Oleh karenanya, kita tiba bisa sepenuhnya memaksa generasi muda mengikuti pola kehidupan sebagaimana para orang tua. Bagaimana pun, setiap generasi memiliki zaman dan pilihan yang, mustahil disamaratakan. "Jangan besarkan anakmu dengan cara orangtuamu membesarkanmu dulu, karena mereka lahir di zaman yang berbeda." Demikian Sayyidina Ali RA. berpesan.
Cara generasi muda berpikir dan mengambil suatu tindakan berbeda dengan cara dan pola yang dilakukan oleh generasi sebelumnya, demikian juga dalam hal mengembangkan kemampuan dan kreativitasnya.
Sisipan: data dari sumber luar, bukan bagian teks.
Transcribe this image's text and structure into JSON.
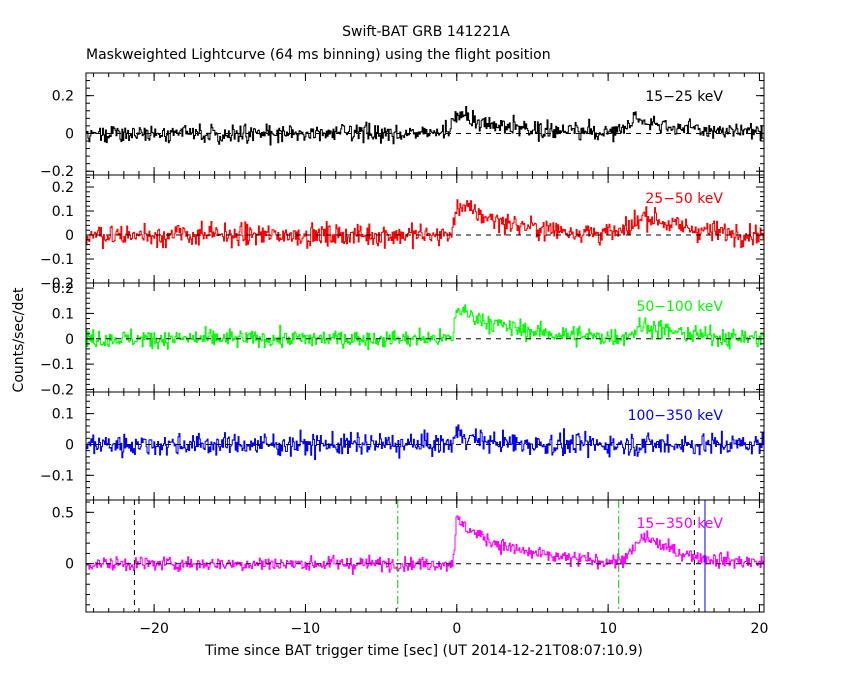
{
  "chart_data": {
    "type": "line",
    "title": "Swift-BAT GRB 141221A",
    "subtitle": "Maskweighted Lightcurve (64 ms binning) using the flight position",
    "xlabel": "Time since BAT trigger time [sec] (UT 2014-12-21T08:07:10.9)",
    "ylabel": "Counts/sec/det",
    "xlim": [
      -24.5,
      20.3
    ],
    "x_ticks": [
      -20,
      -10,
      0,
      10,
      20
    ],
    "x_tick_labels": [
      "−20",
      "−10",
      "0",
      "10",
      "20"
    ],
    "bin_width_sec": 0.064,
    "grid": false,
    "panels": [
      {
        "name": "15−25 keV",
        "color": "#000000",
        "ylim": [
          -0.22,
          0.32
        ],
        "y_ticks": [
          -0.2,
          0,
          0.2
        ],
        "y_tick_labels": [
          "−0.2",
          "0",
          "0.2"
        ],
        "noise_sigma": 0.045,
        "signal": [
          {
            "t0": 0.0,
            "peak": 0.1,
            "rise": 0.5,
            "decay": 3.5
          },
          {
            "t0": 12.0,
            "peak": 0.08,
            "rise": 1.0,
            "decay": 2.5
          }
        ]
      },
      {
        "name": "25−50 keV",
        "color": "#ff0000",
        "ylim": [
          -0.2,
          0.25
        ],
        "y_ticks": [
          -0.2,
          -0.1,
          0,
          0.1,
          0.2
        ],
        "y_tick_labels": [
          "−0.2",
          "−0.1",
          "0",
          "0.1",
          "0.2"
        ],
        "noise_sigma": 0.045,
        "signal": [
          {
            "t0": 0.0,
            "peak": 0.13,
            "rise": 0.2,
            "decay": 3.5
          },
          {
            "t0": 12.5,
            "peak": 0.08,
            "rise": 1.0,
            "decay": 2.5
          }
        ]
      },
      {
        "name": "50−100 keV",
        "color": "#00ff00",
        "ylim": [
          -0.21,
          0.22
        ],
        "y_ticks": [
          -0.2,
          -0.1,
          0,
          0.1,
          0.2
        ],
        "y_tick_labels": [
          "−0.2",
          "−0.1",
          "0",
          "0.1",
          "0.2"
        ],
        "noise_sigma": 0.035,
        "signal": [
          {
            "t0": 0.0,
            "peak": 0.12,
            "rise": 0.2,
            "decay": 3.5
          },
          {
            "t0": 12.5,
            "peak": 0.05,
            "rise": 1.0,
            "decay": 2.5
          }
        ]
      },
      {
        "name": "100−350 keV",
        "color": "#0000ff",
        "ylim": [
          -0.18,
          0.17
        ],
        "y_ticks": [
          -0.1,
          0,
          0.1
        ],
        "y_tick_labels": [
          "−0.1",
          "0",
          "0.1"
        ],
        "noise_sigma": 0.035,
        "signal": [
          {
            "t0": 0.0,
            "peak": 0.04,
            "rise": 0.2,
            "decay": 1.5
          }
        ]
      },
      {
        "name": "15−350 keV",
        "color": "#ff00ff",
        "ylim": [
          -0.47,
          0.62
        ],
        "y_ticks": [
          0,
          0.5
        ],
        "y_tick_labels": [
          "0",
          "0.5"
        ],
        "noise_sigma": 0.07,
        "signal": [
          {
            "t0": 0.0,
            "peak": 0.42,
            "rise": 0.2,
            "decay": 3.5
          },
          {
            "t0": 12.5,
            "peak": 0.25,
            "rise": 1.0,
            "decay": 2.5
          }
        ],
        "vlines": [
          {
            "t": -21.3,
            "color": "#000000",
            "style": "dashed"
          },
          {
            "t": -3.9,
            "color": "#00cc00",
            "style": "dashdot"
          },
          {
            "t": 10.7,
            "color": "#00cc00",
            "style": "dashdot"
          },
          {
            "t": 15.7,
            "color": "#000000",
            "style": "dashed"
          },
          {
            "t": 16.4,
            "color": "#0000ff",
            "style": "solid"
          }
        ]
      }
    ]
  }
}
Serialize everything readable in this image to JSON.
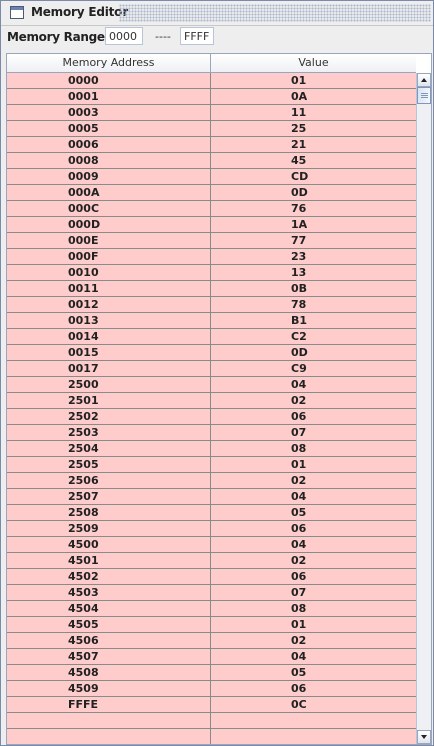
{
  "window": {
    "title": "Memory Editor"
  },
  "range": {
    "label": "Memory Range:",
    "from": "0000",
    "separator": "----",
    "to": "FFFF"
  },
  "table": {
    "columns": [
      "Memory Address",
      "Value"
    ],
    "rows": [
      {
        "address": "0000",
        "value": "01"
      },
      {
        "address": "0001",
        "value": "0A"
      },
      {
        "address": "0003",
        "value": "11"
      },
      {
        "address": "0005",
        "value": "25"
      },
      {
        "address": "0006",
        "value": "21"
      },
      {
        "address": "0008",
        "value": "45"
      },
      {
        "address": "0009",
        "value": "CD"
      },
      {
        "address": "000A",
        "value": "0D"
      },
      {
        "address": "000C",
        "value": "76"
      },
      {
        "address": "000D",
        "value": "1A"
      },
      {
        "address": "000E",
        "value": "77"
      },
      {
        "address": "000F",
        "value": "23"
      },
      {
        "address": "0010",
        "value": "13"
      },
      {
        "address": "0011",
        "value": "0B"
      },
      {
        "address": "0012",
        "value": "78"
      },
      {
        "address": "0013",
        "value": "B1"
      },
      {
        "address": "0014",
        "value": "C2"
      },
      {
        "address": "0015",
        "value": "0D"
      },
      {
        "address": "0017",
        "value": "C9"
      },
      {
        "address": "2500",
        "value": "04"
      },
      {
        "address": "2501",
        "value": "02"
      },
      {
        "address": "2502",
        "value": "06"
      },
      {
        "address": "2503",
        "value": "07"
      },
      {
        "address": "2504",
        "value": "08"
      },
      {
        "address": "2505",
        "value": "01"
      },
      {
        "address": "2506",
        "value": "02"
      },
      {
        "address": "2507",
        "value": "04"
      },
      {
        "address": "2508",
        "value": "05"
      },
      {
        "address": "2509",
        "value": "06"
      },
      {
        "address": "4500",
        "value": "04"
      },
      {
        "address": "4501",
        "value": "02"
      },
      {
        "address": "4502",
        "value": "06"
      },
      {
        "address": "4503",
        "value": "07"
      },
      {
        "address": "4504",
        "value": "08"
      },
      {
        "address": "4505",
        "value": "01"
      },
      {
        "address": "4506",
        "value": "02"
      },
      {
        "address": "4507",
        "value": "04"
      },
      {
        "address": "4508",
        "value": "05"
      },
      {
        "address": "4509",
        "value": "06"
      },
      {
        "address": "FFFE",
        "value": "0C"
      }
    ],
    "empty_rows": 2
  },
  "colors": {
    "row_background": "#ffcccc",
    "grid_line": "#8a8a8a"
  },
  "icons": {
    "window": "window-icon",
    "scroll_up": "scroll-up-arrow-icon",
    "scroll_down": "scroll-down-arrow-icon"
  }
}
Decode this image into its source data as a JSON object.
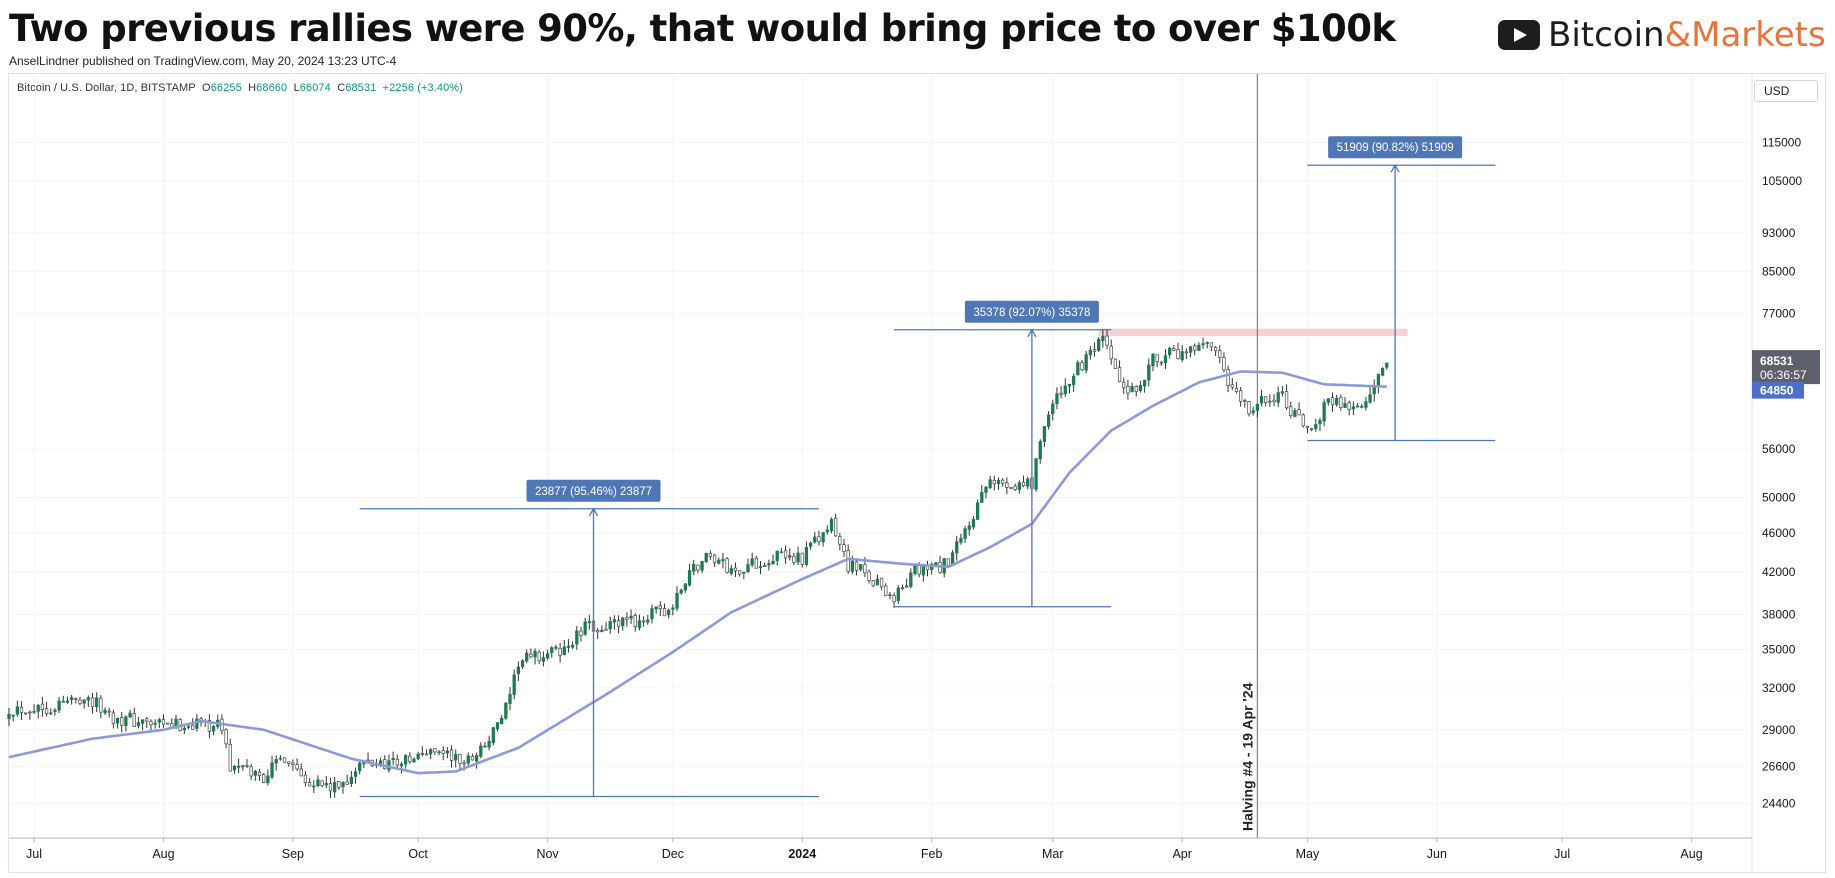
{
  "header": {
    "title": "Two previous rallies were 90%, that would bring price to over $100k",
    "byline": "AnselLindner published on TradingView.com, May 20, 2024 13:23 UTC-4",
    "brand_part1": "Bitcoin",
    "brand_part2": "&Markets"
  },
  "legend": {
    "symbol": "Bitcoin / U.S. Dollar, 1D, BITSTAMP",
    "open_label": "O",
    "open": "66255",
    "high_label": "H",
    "high": "68660",
    "low_label": "L",
    "low": "66074",
    "close_label": "C",
    "close": "68531",
    "change": "+2256 (+3.40%)"
  },
  "axis": {
    "currency": "USD"
  },
  "colors": {
    "up": "#1f7a4d",
    "down": "#ffffff",
    "wick": "#333333",
    "ma": "#8a9ad9",
    "measure": "#4a76c2",
    "label_bg": "#4f76b5",
    "resistance": "#f7c9cd",
    "price_tag": "#5d606b",
    "ma_tag": "#4e6fc7",
    "brand_orange": "#e8733a"
  },
  "chart_data": {
    "type": "candlestick",
    "title": "Two previous rallies were 90%, that would bring price to over $100k",
    "y_scale": "log",
    "ylim": [
      22500,
      135000
    ],
    "xlim": [
      "2023-06-25",
      "2024-08-15"
    ],
    "x_ticks": [
      {
        "date": "2023-07-01",
        "label": "Jul"
      },
      {
        "date": "2023-08-01",
        "label": "Aug"
      },
      {
        "date": "2023-09-01",
        "label": "Sep"
      },
      {
        "date": "2023-10-01",
        "label": "Oct"
      },
      {
        "date": "2023-11-01",
        "label": "Nov"
      },
      {
        "date": "2023-12-01",
        "label": "Dec"
      },
      {
        "date": "2024-01-01",
        "label": "2024",
        "bold": true
      },
      {
        "date": "2024-02-01",
        "label": "Feb"
      },
      {
        "date": "2024-03-01",
        "label": "Mar"
      },
      {
        "date": "2024-04-01",
        "label": "Apr"
      },
      {
        "date": "2024-05-01",
        "label": "May"
      },
      {
        "date": "2024-06-01",
        "label": "Jun"
      },
      {
        "date": "2024-07-01",
        "label": "Jul"
      },
      {
        "date": "2024-08-01",
        "label": "Aug"
      }
    ],
    "y_ticks": [
      24400,
      26600,
      29000,
      32000,
      35000,
      38000,
      42000,
      46000,
      50000,
      56000,
      77000,
      85000,
      93000,
      105000,
      115000
    ],
    "price_anchors": [
      [
        "2023-06-25",
        30500
      ],
      [
        "2023-07-05",
        30600
      ],
      [
        "2023-07-13",
        31400
      ],
      [
        "2023-07-20",
        29900
      ],
      [
        "2023-08-01",
        29200
      ],
      [
        "2023-08-10",
        29500
      ],
      [
        "2023-08-15",
        29200
      ],
      [
        "2023-08-17",
        26600
      ],
      [
        "2023-08-25",
        26000
      ],
      [
        "2023-08-30",
        27300
      ],
      [
        "2023-09-05",
        25800
      ],
      [
        "2023-09-11",
        25200
      ],
      [
        "2023-09-18",
        26800
      ],
      [
        "2023-09-30",
        27000
      ],
      [
        "2023-10-05",
        27800
      ],
      [
        "2023-10-12",
        26800
      ],
      [
        "2023-10-18",
        28300
      ],
      [
        "2023-10-23",
        31000
      ],
      [
        "2023-10-25",
        34000
      ],
      [
        "2023-11-05",
        35000
      ],
      [
        "2023-11-10",
        36800
      ],
      [
        "2023-11-20",
        37200
      ],
      [
        "2023-12-01",
        38600
      ],
      [
        "2023-12-05",
        42000
      ],
      [
        "2023-12-10",
        43800
      ],
      [
        "2023-12-15",
        42000
      ],
      [
        "2023-12-25",
        43500
      ],
      [
        "2024-01-01",
        43500
      ],
      [
        "2024-01-08",
        46800
      ],
      [
        "2024-01-12",
        42800
      ],
      [
        "2024-01-18",
        41300
      ],
      [
        "2024-01-23",
        39500
      ],
      [
        "2024-01-28",
        42000
      ],
      [
        "2024-02-05",
        42700
      ],
      [
        "2024-02-10",
        47000
      ],
      [
        "2024-02-15",
        51800
      ],
      [
        "2024-02-25",
        51700
      ],
      [
        "2024-02-28",
        60000
      ],
      [
        "2024-03-05",
        66000
      ],
      [
        "2024-03-13",
        72000
      ],
      [
        "2024-03-19",
        63000
      ],
      [
        "2024-03-26",
        69900
      ],
      [
        "2024-04-01",
        69700
      ],
      [
        "2024-04-08",
        71200
      ],
      [
        "2024-04-13",
        64000
      ],
      [
        "2024-04-17",
        61300
      ],
      [
        "2024-04-24",
        64000
      ],
      [
        "2024-05-01",
        58000
      ],
      [
        "2024-05-06",
        63000
      ],
      [
        "2024-05-14",
        61500
      ],
      [
        "2024-05-20",
        68531
      ]
    ],
    "ma_anchors": [
      [
        "2023-06-25",
        27200
      ],
      [
        "2023-07-15",
        28400
      ],
      [
        "2023-08-01",
        29000
      ],
      [
        "2023-08-10",
        29600
      ],
      [
        "2023-08-25",
        29000
      ],
      [
        "2023-09-15",
        27100
      ],
      [
        "2023-10-01",
        26200
      ],
      [
        "2023-10-10",
        26300
      ],
      [
        "2023-10-25",
        27800
      ],
      [
        "2023-11-15",
        31500
      ],
      [
        "2023-12-01",
        34800
      ],
      [
        "2023-12-15",
        38200
      ],
      [
        "2024-01-01",
        41300
      ],
      [
        "2024-01-12",
        43300
      ],
      [
        "2024-01-25",
        42800
      ],
      [
        "2024-02-05",
        42500
      ],
      [
        "2024-02-15",
        44500
      ],
      [
        "2024-02-25",
        47000
      ],
      [
        "2024-03-05",
        53000
      ],
      [
        "2024-03-15",
        58500
      ],
      [
        "2024-03-25",
        62000
      ],
      [
        "2024-04-05",
        65500
      ],
      [
        "2024-04-15",
        67200
      ],
      [
        "2024-04-25",
        67000
      ],
      [
        "2024-05-05",
        65200
      ],
      [
        "2024-05-20",
        64850
      ]
    ],
    "measures": [
      {
        "label": "23877 (95.46%) 23877",
        "x_start": "2023-09-17",
        "x_end": "2024-01-05",
        "x_arrow": "2023-11-12",
        "low": 24800,
        "high": 48700
      },
      {
        "label": "35378 (92.07%) 35378",
        "x_start": "2024-01-23",
        "x_end": "2024-03-15",
        "x_arrow": "2024-02-25",
        "low": 38700,
        "high": 74100
      },
      {
        "label": "51909 (90.82%) 51909",
        "x_start": "2024-05-01",
        "x_end": "2024-06-15",
        "x_arrow": "2024-05-22",
        "low": 57150,
        "high": 109000
      }
    ],
    "resistance_zone": {
      "x_start": "2024-03-12",
      "x_end": "2024-05-25",
      "low": 73000,
      "high": 74300
    },
    "vertical_line": {
      "date": "2024-04-19",
      "label": "Halving #4 - 19 Apr '24"
    },
    "last_price": "68531",
    "countdown": "06:36:57",
    "ma_value": "64850"
  }
}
Bila generasi sebelumnya lebih memilih mengedapankan dan bermeditasi sebelum melakukan sesuatu yang berkaitan dengan kreativitas, maka tidak demikian dengan generasi kekinian. Mereka cenderung “melemparnya” ke publik lewat media sosial sebelum kemudian melakukan evaluasi. Mereka, dengan cepat, tangkas, dan kreatif dalam sekejap ngeshare. Kecepatan dan ketangkasan yang mereka miliki sangat penting untuk kita fasilitasi dan dampingi, khususnya dalam bidang pengembangan kebudayaan Nusantara yang sarat dengan makna dan filosofi.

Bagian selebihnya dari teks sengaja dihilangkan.